Southern Company announces upsize and pricing of $1.3 billion in aggregate principal amount of Series 2024A 4.50% Convertible Senior Notes due June 15, 2027

ATLANTA, May 6, 2024 /PRNewswire/ — Southern Company (NYSE: SO) today announced the pricing of $1.3 billion in aggregate principal amount of its Series 2024A 4.50% Convertible Senior Notes due June 15, 2027 (the “Convertible Notes”) in a private placement to qualified institutional buyers pursuant to Rule 144A under the Securities Act of 1933, as amended (the “Securities Act”), reflecting an upsize of $200 million over the previously announced offering size. In addition, Southern Company granted the initial purchasers of the Convertible Notes an option to purchase, for settlement within a period of 13 days from, and including, the date the Convertible Notes are first issued, up to an additional $200 million in aggregate principal amount of the Convertible Notes. The offering is expected to close on May 9, 2024, subject to customary closing conditions.

Interest on the Convertible Notes will be paid semiannually at a rate of 4.50% per annum. The Convertible Notes will have an initial conversion rate of 10.8166 shares of Southern Company’s common stock per $1,000 principal amount of the Convertible Notes (which is equal to an initial conversion price of approximately $92.45 per share of common stock), representing an initial conversion premium of approximately 22.50% above the last reported sale price of Southern Company’s common stock on May 6, 2024. The conversion rate is subject to adjustment in certain circumstances. The Convertible Notes will mature on June 15, 2027, unless repurchased or converted in accordance with their terms prior to such date.

Prior to March 15, 2027, the Convertible Notes will be convertible only upon the occurrence of certain events and during certain periods. Thereafter, the Convertible Notes will be convertible at any time until the close of business on the second scheduled trading day immediately preceding the maturity date. Upon conversion, Southern Company will pay cash up to the aggregate principal amount of the Convertible Notes to be converted and pay or deliver, as the case may be, cash, shares of Southern Company’s common stock, or a combination of cash and shares of common stock, at Southern Company’s election, in respect of the remainder, if any, of Southern Company’s conversion obligation in excess of the aggregate principal amount of the Convertible Notes being converted. 

Southern Company intends to use the net proceeds from this offering to repay all or a portion of its outstanding commercial paper borrowings. Southern Company intends to use any remaining proceeds for general corporate purposes, which may include investment in its subsidiaries.

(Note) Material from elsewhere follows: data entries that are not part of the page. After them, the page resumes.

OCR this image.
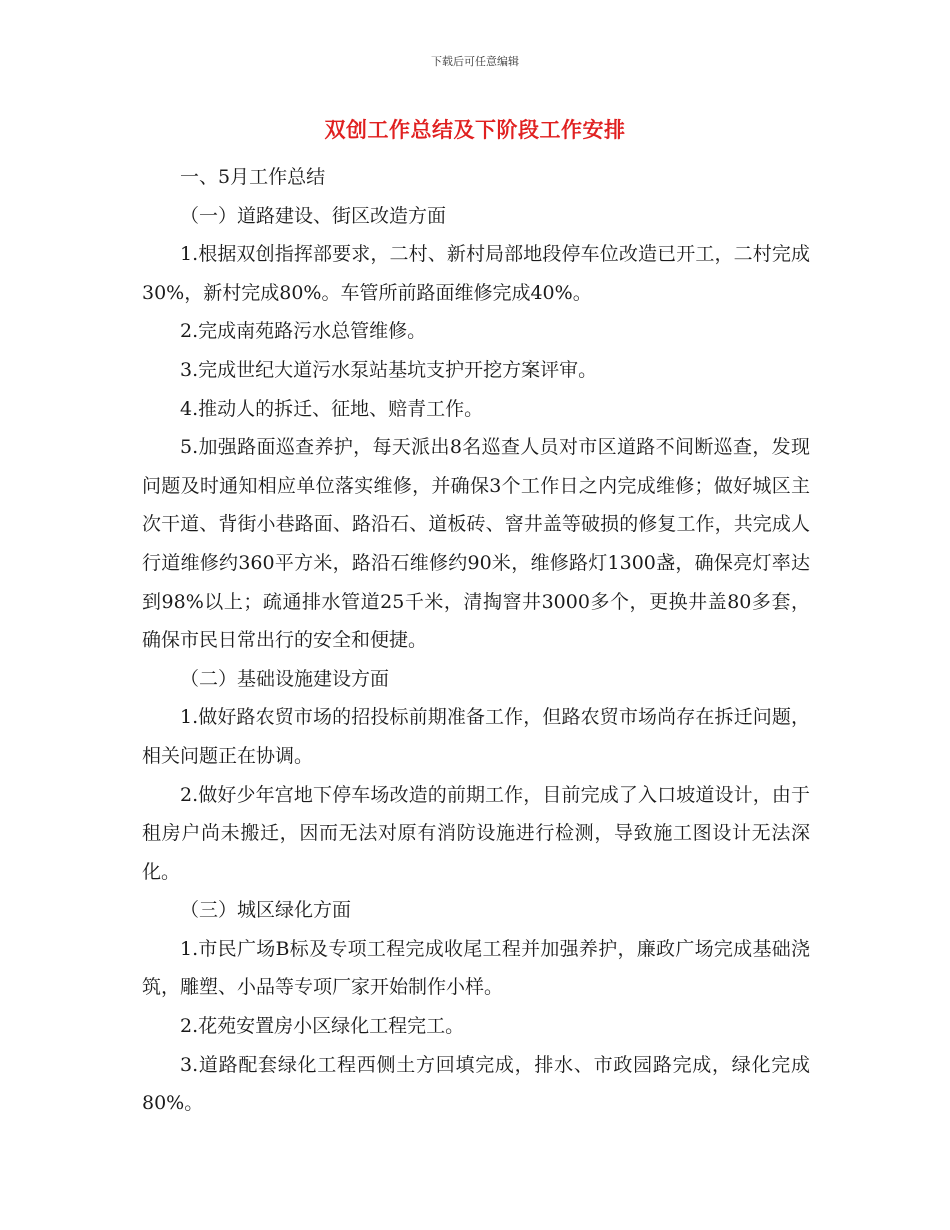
下载后可任意编辑
双创工作总结及下阶段工作安排

一、5月工作总结

（一）道路建设、街区改造方面

1.根据双创指挥部要求，二村、新村局部地段停车位改造已开工，二村完成30%，新村完成80%。车管所前路面维修完成40%。

2.完成南苑路污水总管维修。

3.完成世纪大道污水泵站基坑支护开挖方案评审。

4.推动人的拆迁、征地、赔青工作。

5.加强路面巡查养护，每天派出8名巡查人员对市区道路不间断巡查，发现问题及时通知相应单位落实维修，并确保3个工作日之内完成维修；做好城区主次干道、背街小巷路面、路沿石、道板砖、窨井盖等破损的修复工作，共完成人行道维修约360平方米，路沿石维修约90米，维修路灯1300盏，确保亮灯率达到98%以上；疏通排水管道25千米，清掏窨井3000多个，更换井盖80多套，确保市民日常出行的安全和便捷。

（二）基础设施建设方面

1.做好路农贸市场的招投标前期准备工作，但路农贸市场尚存在拆迁问题，相关问题正在协调。

2.做好少年宫地下停车场改造的前期工作，目前完成了入口坡道设计，由于租房户尚未搬迁，因而无法对原有消防设施进行检测，导致施工图设计无法深化。

（三）城区绿化方面

1.市民广场B标及专项工程完成收尾工程并加强养护，廉政广场完成基础浇筑，雕塑、小品等专项厂家开始制作小样。

2.花苑安置房小区绿化工程完工。

3.道路配套绿化工程西侧土方回填完成，排水、市政园路完成，绿化完成80%。
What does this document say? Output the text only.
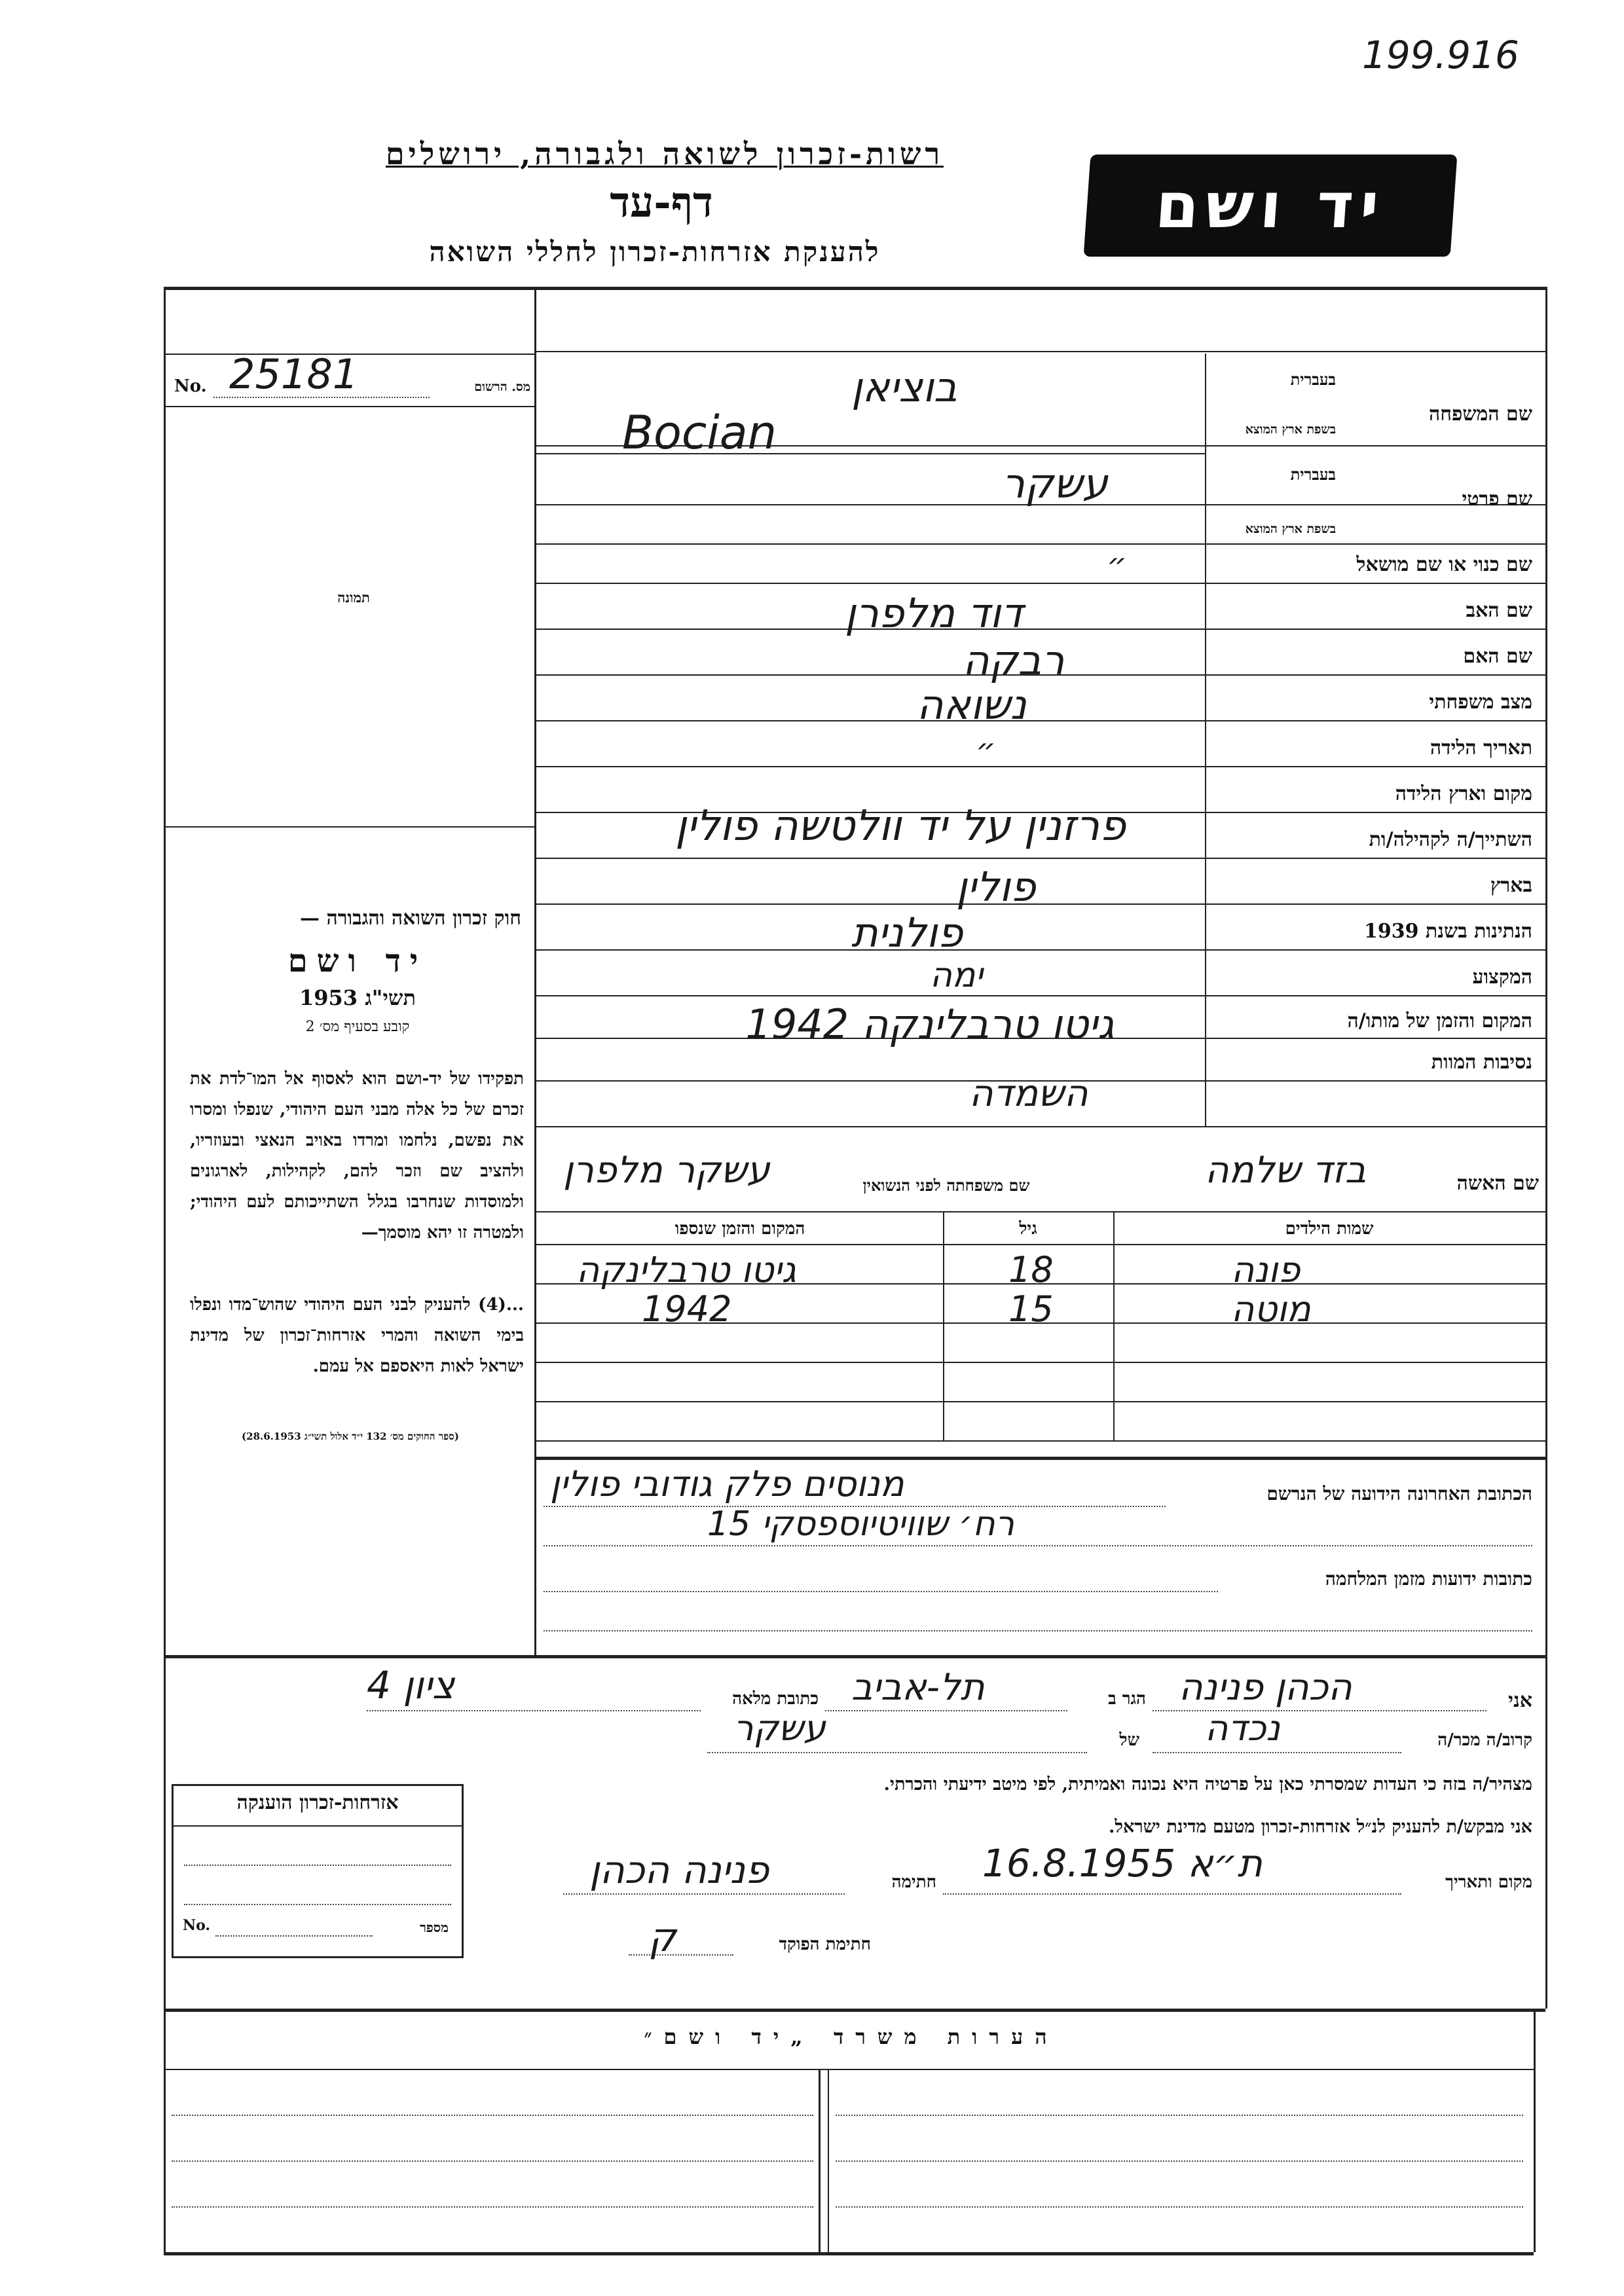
199.916
רשות-זכרון לשואה ולגבורה, ירושלים
דף-עד
להענקת אזרחות-זכרון לחללי השואה
יד ושם
No. 25181	מס. הרשום
תמונה
חוק זכרון השואה והגבורה —
יד ושם
תשי"ג 1953
קובע בסעיף מס׳ 2
תפקידו של יד-ושם הוא לאסוף אל המו־לדת את זכרם של כל אלה מבני העם היהודי, שנפלו ומסרו את נפשם, נלחמו ומרדו באויב הנאצי ובעוזריו, ולהציב שם וזכר להם, לקהילות, לארגונים ולמוסדות שנחרבו בגלל השתייכותם לעם היהודי; ולמטרה זו יהא מוסמך—
...(4) להעניק לבני העם היהודי שהוש־מדו ונפלו בימי השואה והמרי אזרחות־זכרון של מדינת ישראל לאות היאספם אל עמם.
(ספר החוקים מס׳ 132 י״ד אלול תשי״ג 28.6.1953)
שם המשפחה
בעברית
בשפת ארץ המוצא
בוציאן
Bocian
שם פרטי
בעברית
בשפת ארץ המוצא
עשקר
שם כנוי או שם מושאל
״
שם האב
דוד מלפרן
שם האם
רבקה
מצב משפחתי
נשואה
תאריך הלידה
״
מקום וארץ הלידה
השתייך/ה לקהילה/ות
פרזנין על יד וולטשה פולין
בארץ
פולין
הנתינות בשנת 1939
פולנית
המקצוע
ימה
המקום והזמן של מותו/ה
גיטו טרבלינקה 1942
נסיבות המוות
השמדה
שם האשה
בזד שלמה
שם משפחתה לפני הנשואין
עשקר מלפרן
שמות הילדים
גיל
המקום והזמן שנספו
פונה
18
גיטו טרבלינקה
מוטה
15
1942
הכתובת האחרונה הידועה של הנרשם
מנוסים פלק גודובי פולין
רח׳ שוויטיוספסקי 15
כתובות ידועות מזמן המלחמה
אני
הכהן פנינה
הגר ב
תל-אביב
כתובת מלאה
ציון 4
קרוב/ה מכר/ה
נכדה
של
עשקר
מצהיר/ה בזה כי העדות שמסרתי כאן על פרטיה היא נכונה ואמיתית, לפי מיטב ידיעתי והכרתי.
אני מבקש/ת להעניק לנ״ל אזרחות-זכרון מטעם מדינת ישראל.
מקום ותאריך
ת״א 16.8.1955
חתימה
פנינה הכהן
חתימת הפוקד
ק
אזרחות-זכרון הוענקה
No.	מספר
הערות משרד „יד ושם״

This press release shall not constitute an offer to sell or a solicitation of an offer to buy, nor shall there be any sale of these securities in any jurisdiction in which such an offer, solicitation or sale would be unlawful. The offer and sale of the Convertible Notes and the shares of common stock issuable upon conversion of the Convertible Notes, if any, have not been, and will not be, registered under the Securities Act or the securities laws of any other jurisdiction, and the Convertible Notes and such shares of common stock may not be offered or sold without registration or an applicable exemption from registration requirements.

About Southern Company

Southern Company (NYSE: SO) is a leading energy provider serving 9 million customers across the Southeast and beyond through its family of companies. The company has electric operating companies in three states, natural gas distribution companies in four states, a competitive generation company, a leading distributed energy distribution company with national capabilities, a fiber optics network and telecommunications services.

Cautionary Notice Regarding Forward-Looking Statements

Certain information contained in this release is forward-looking information based on current expectations and plans that involve risks and uncertainties. Forward-looking information includes, among other things, statements concerning the closing of the offering of the Convertible Notes and the expected use of proceeds from the offering. Southern Company cautions that there are certain factors that can cause actual results to differ materially from the forward-looking information that has been provided. The reader is cautioned not to put undue reliance on this forward-looking information, which is not a guarantee of future performance and is subject to a number of uncertainties and other factors, many of which are outside the control of Southern Company; accordingly, there can be no assurance that such suggested results will be realized. The following factors, in addition to those discussed in Southern Company’s Annual Report on Form 10-K for the year ended December 31, 2023 and subsequent securities filings, could cause actual results to differ materially from management expectations as suggested by such forward-looking information: global and U.S. economic conditions, including impacts from geopolitical conflicts, recession, inflation, interest rate fluctuations, and financial market conditions, and the results of financing efforts; access to capital markets and other financing sources; changes in Southern Company’s credit ratings; and catastrophic events such as fires, earthquakes, explosions, floods, tornadoes, hurricanes and other storms, droughts, pandemic health events, political unrest, wars, or other similar occurrences. Southern Company expressly disclaims any obligation to update any forwardlooking information.